To solve DeKalb’s hunger problems, DeKalb County Community Gardens volunteers have planted food gardens throughout the area at 40 sites. This year, Kenney said, DeKalb County Community Gardens has grown 14,000 pounds of fruits and vegetables for food pantries. Kenney said there are hopes to create a regional food hub where produce can be grown, processed and distributed in surrounding areas, making a local food security system.

Hunger is naturally connected to poverty, which, Wicks said, has been on the rise since 2007. Poverty rates in Illinois rose from 11.9 percent to 15 percent between 2007 and 2011, and 40 percent of homeless people are poverty stricken families, Wicks said. Hope Haven plans on introducing a new rapid rehousing initiative, which will give families financial assistance for a month until they can get back on their feet.

Wicks and Kenney both hope that after the presentation attendees will be more aware of the social issues in the area and will be inspired to help their communities. Both DeKalb County Community Gardens and Hope Haven welcome volunteers.

“People, like students, come here and don’t really see DeKalb as a ‘hub for poverty.’ Homelessness is kind of invisible in rural communities compared to, say, Chicago,” Wicks said.

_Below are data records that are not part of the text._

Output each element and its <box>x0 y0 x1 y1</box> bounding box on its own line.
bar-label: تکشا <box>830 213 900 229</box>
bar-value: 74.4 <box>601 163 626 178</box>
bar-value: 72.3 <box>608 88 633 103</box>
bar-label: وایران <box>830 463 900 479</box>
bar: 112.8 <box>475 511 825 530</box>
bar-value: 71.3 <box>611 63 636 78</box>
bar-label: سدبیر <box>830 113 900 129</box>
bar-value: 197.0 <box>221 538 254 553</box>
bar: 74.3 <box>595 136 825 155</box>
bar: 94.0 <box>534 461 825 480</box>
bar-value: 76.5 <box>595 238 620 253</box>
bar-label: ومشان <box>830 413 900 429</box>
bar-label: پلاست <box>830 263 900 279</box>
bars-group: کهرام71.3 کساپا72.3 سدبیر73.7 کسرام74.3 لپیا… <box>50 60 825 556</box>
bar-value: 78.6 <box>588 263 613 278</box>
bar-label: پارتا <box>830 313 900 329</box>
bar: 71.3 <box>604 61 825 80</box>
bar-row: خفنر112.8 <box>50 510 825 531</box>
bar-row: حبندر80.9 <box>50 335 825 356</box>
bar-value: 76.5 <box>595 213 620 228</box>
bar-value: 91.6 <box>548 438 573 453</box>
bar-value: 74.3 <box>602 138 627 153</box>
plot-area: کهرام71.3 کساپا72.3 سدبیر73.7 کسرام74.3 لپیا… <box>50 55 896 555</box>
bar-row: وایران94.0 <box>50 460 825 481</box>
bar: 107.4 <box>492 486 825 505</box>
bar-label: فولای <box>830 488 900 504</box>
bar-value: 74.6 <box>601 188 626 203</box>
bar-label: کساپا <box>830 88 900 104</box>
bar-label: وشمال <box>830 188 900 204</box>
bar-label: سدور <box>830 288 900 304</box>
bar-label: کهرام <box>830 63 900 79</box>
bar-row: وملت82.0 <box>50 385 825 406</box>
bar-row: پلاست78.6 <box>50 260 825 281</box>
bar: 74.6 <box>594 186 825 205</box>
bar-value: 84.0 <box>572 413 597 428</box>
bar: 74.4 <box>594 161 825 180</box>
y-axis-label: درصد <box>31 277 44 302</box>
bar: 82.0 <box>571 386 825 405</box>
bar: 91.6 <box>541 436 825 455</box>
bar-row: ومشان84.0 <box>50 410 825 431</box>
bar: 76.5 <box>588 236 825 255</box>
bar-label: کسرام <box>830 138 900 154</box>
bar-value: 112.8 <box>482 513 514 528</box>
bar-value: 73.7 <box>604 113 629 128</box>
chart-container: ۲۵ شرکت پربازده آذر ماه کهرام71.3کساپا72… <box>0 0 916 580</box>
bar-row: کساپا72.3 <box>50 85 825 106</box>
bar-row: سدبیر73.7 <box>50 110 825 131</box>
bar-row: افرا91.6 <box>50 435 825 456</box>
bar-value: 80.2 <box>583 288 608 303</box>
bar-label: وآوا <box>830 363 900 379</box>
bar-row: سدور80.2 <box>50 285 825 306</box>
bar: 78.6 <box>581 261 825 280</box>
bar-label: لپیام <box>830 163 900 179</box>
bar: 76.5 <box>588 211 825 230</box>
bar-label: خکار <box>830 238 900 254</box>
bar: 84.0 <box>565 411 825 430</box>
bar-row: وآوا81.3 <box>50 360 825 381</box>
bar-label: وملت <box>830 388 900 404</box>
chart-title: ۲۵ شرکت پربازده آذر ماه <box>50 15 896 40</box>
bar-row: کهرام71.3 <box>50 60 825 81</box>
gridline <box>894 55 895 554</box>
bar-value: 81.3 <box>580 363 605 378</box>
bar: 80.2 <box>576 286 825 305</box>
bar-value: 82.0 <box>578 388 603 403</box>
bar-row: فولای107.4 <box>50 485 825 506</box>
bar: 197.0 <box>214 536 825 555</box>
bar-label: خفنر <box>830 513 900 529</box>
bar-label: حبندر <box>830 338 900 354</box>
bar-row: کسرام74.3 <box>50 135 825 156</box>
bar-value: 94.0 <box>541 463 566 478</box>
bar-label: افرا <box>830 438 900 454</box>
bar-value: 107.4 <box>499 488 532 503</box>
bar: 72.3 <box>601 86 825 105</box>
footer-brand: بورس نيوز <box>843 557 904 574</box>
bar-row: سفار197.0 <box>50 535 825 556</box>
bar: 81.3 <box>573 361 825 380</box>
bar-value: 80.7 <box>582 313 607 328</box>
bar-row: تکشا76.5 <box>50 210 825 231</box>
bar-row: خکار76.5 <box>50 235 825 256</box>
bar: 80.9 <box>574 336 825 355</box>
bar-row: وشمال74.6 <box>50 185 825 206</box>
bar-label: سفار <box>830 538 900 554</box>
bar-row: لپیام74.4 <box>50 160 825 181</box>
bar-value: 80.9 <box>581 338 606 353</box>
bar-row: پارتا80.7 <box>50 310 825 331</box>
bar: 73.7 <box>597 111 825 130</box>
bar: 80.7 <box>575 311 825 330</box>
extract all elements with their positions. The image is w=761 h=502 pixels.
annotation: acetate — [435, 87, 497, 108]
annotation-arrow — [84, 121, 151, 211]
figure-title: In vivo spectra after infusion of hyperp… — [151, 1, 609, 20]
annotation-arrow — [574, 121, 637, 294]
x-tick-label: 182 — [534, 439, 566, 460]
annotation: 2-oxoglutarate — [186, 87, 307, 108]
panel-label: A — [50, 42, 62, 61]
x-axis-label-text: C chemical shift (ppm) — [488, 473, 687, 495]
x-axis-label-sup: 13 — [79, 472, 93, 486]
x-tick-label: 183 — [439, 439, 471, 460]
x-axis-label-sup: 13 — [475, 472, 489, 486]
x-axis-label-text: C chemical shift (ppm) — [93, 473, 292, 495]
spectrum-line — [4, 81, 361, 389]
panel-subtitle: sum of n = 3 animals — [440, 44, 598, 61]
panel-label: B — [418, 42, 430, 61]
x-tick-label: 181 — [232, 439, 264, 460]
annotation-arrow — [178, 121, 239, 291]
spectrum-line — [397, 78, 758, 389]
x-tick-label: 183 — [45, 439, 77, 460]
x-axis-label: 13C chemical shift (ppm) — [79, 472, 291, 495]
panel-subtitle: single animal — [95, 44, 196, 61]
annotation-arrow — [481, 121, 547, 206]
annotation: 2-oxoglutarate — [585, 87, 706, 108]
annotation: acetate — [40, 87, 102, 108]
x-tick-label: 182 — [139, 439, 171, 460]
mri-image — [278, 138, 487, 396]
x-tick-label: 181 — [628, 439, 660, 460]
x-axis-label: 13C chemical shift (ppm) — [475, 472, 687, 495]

Wicks believes teaching students social responsibility is important because not everyone, especially those in need, have opportunities for higher education.

Graduate nutrition student Rachel McBride, who attended the Tuesday event, agreed, saying seeing projects that help others in the community has inspired her as a student to do something meaningful with her career.

“I think it would be interesting to see, as a nutrition student and member of CAUSE social entrepreneurship club, how we can use student resources to make a change in communities,” McBride said.